PRAGUE (REUTERS) - This police raid in the Czech Republic uncovered a disturbing sight: A slaughtered tiger and a collection of tiger parts all strung up in a shed in central Europe.
One hundred and seventy five customs officials carried out raids like this over the summer.
They highlight a hunger for tigers that goes beyond this one European Union member.
According to animal rights charity Four Paws, more than 8,000 illegal tiger parts were seized throughout Europe between 1999 and 2016.
It is thought to be only be a tenth of what is actually smuggled.
The activists say Europe's tiger trade is flourishing because of weak regulation.
During that same period, Four Paws says 161 live tigers were exported out of the EU - legally. Captive tigers do not benefit from the same protections as wild ones, so while killing the animal for its parts is forbidden, breeding and trading in and out of the EU is not.
Czech customs said products like tiger wine, made from the animal's crushed bones - are popular within certain communities living in the EU, due to belief in their healing properties.

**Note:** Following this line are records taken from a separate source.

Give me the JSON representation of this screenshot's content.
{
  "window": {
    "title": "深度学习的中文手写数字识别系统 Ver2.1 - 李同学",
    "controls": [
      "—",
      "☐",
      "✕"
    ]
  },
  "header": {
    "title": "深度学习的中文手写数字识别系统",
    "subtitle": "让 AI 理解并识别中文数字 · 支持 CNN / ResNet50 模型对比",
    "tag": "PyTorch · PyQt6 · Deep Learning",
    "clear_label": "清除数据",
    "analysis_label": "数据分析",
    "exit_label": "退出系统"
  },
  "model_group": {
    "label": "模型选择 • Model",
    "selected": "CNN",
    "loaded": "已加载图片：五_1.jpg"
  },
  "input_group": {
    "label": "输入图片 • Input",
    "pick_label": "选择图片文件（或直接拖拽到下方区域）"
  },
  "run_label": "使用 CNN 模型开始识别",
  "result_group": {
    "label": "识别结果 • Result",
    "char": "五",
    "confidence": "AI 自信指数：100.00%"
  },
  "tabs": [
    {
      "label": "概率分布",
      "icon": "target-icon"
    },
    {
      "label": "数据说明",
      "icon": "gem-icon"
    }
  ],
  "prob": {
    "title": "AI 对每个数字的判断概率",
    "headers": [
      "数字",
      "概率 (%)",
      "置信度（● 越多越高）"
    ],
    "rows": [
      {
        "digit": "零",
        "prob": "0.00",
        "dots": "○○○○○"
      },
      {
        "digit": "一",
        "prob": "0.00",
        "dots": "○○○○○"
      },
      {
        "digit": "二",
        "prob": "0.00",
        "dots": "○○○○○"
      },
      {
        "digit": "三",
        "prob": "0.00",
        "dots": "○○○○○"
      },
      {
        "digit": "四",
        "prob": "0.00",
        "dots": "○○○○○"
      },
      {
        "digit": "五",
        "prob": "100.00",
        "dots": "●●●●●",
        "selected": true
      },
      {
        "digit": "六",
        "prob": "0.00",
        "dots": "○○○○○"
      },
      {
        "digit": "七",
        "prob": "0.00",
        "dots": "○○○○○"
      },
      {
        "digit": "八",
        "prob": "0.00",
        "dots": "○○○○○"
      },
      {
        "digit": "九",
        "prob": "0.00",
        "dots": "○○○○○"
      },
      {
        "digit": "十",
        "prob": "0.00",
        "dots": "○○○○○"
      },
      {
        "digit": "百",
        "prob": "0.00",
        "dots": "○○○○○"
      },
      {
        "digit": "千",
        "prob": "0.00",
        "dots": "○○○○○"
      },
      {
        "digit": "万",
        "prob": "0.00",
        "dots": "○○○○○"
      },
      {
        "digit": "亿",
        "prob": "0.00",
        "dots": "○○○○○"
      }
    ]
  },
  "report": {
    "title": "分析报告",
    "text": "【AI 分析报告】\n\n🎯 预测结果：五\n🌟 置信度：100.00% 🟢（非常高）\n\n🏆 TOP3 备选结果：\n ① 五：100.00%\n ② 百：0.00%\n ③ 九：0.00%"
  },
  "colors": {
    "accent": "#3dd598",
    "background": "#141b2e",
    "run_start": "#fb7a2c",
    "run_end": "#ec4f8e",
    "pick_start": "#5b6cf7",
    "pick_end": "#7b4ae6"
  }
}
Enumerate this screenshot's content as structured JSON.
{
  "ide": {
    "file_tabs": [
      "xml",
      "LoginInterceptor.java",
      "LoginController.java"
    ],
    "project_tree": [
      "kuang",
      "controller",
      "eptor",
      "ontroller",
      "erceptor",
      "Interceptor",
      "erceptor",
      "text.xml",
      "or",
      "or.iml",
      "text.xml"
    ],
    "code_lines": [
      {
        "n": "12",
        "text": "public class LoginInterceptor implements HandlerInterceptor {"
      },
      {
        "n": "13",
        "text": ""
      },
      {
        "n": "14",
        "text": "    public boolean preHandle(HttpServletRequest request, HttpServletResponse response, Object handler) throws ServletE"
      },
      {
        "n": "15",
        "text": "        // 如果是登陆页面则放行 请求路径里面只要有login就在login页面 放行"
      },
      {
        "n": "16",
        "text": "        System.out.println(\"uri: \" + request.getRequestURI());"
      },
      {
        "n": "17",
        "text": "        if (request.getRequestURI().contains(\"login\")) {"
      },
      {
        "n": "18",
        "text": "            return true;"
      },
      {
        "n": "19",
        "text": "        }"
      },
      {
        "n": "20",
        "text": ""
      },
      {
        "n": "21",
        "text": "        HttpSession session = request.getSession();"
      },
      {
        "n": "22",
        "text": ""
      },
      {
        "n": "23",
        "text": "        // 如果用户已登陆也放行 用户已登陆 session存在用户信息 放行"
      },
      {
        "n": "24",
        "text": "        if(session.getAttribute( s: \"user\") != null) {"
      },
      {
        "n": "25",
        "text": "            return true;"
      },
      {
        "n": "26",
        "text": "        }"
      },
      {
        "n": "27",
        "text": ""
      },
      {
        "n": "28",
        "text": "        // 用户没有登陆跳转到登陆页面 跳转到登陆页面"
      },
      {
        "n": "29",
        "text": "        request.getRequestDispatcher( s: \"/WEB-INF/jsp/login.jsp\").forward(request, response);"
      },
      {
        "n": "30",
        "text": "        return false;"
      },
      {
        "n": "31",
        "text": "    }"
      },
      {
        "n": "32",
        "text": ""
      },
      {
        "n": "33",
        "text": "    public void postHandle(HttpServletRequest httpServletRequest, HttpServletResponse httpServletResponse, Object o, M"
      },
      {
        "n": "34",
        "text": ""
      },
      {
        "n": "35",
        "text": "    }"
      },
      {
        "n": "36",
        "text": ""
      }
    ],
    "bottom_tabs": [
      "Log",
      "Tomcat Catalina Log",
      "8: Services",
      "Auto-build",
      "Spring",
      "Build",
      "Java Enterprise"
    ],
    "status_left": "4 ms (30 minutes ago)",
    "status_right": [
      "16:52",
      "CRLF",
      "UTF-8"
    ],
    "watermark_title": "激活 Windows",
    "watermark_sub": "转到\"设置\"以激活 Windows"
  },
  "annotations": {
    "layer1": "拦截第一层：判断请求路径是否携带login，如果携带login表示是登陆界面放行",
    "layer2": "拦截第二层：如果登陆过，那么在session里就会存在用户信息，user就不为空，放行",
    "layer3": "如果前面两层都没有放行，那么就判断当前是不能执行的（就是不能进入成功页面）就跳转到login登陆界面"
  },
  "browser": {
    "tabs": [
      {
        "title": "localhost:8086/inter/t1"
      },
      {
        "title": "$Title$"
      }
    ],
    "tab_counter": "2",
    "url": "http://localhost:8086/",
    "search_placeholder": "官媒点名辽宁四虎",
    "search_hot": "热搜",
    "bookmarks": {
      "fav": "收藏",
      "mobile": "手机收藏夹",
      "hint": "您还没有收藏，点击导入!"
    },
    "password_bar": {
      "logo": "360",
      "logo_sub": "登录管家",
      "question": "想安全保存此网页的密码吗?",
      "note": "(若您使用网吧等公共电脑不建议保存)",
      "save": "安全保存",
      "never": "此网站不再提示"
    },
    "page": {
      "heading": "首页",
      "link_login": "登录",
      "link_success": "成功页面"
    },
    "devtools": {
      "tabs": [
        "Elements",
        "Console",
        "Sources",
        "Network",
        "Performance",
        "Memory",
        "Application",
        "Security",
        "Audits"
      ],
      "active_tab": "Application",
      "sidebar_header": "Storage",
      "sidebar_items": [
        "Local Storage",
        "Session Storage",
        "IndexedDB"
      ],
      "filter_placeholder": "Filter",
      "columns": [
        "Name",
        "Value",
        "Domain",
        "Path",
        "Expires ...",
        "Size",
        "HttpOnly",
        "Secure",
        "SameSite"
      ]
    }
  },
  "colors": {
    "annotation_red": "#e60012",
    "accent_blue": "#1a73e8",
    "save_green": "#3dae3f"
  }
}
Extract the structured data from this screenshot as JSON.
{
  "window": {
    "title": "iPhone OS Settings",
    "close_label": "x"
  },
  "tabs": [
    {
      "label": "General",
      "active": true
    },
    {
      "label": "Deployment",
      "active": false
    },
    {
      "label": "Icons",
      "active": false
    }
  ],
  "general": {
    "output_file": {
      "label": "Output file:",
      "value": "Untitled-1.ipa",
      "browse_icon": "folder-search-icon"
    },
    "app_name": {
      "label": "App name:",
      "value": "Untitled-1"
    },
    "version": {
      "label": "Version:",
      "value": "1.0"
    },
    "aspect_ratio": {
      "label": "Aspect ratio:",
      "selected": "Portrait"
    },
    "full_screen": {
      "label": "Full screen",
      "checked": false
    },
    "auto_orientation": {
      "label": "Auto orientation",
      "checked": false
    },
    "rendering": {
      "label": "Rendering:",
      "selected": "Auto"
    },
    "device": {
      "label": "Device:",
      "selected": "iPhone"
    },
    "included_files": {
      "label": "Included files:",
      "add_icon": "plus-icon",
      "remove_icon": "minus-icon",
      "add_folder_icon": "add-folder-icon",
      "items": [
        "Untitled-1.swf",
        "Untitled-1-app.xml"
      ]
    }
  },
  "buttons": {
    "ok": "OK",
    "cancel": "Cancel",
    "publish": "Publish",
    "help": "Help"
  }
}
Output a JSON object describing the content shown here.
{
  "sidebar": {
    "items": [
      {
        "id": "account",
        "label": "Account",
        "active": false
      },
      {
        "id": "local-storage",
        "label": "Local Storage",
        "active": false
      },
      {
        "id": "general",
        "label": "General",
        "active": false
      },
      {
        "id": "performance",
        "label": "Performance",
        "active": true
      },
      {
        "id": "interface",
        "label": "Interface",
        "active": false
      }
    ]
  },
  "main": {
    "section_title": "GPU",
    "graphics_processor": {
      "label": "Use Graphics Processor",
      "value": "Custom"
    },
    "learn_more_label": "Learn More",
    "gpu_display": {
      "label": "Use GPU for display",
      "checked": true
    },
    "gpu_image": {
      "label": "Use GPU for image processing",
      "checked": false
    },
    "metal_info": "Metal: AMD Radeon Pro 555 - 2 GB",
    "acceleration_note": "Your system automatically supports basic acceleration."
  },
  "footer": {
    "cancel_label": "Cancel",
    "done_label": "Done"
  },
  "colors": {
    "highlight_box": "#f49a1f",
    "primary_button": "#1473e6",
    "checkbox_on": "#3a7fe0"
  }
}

According to Czech officials, a litre of tiger wine could be sold for US$2,000 (S$2,750) on the black market - while the tiger pelts found here could fetch around US$20,000 each.
After the discovery, the Czech Republic suspended commercial tiger exports.
On Thursday (Oct 11), Four Paws called on the European Commission to introduce the same ban for the entire bloc.
Britain opened an Illegal Wildlife Trade Conference on Wednesday.
Britain's Prince William, who is also president of United for Wildlife, said trading animals - like tigers - undermines the rule of law and threatens some of the world's most iconic species.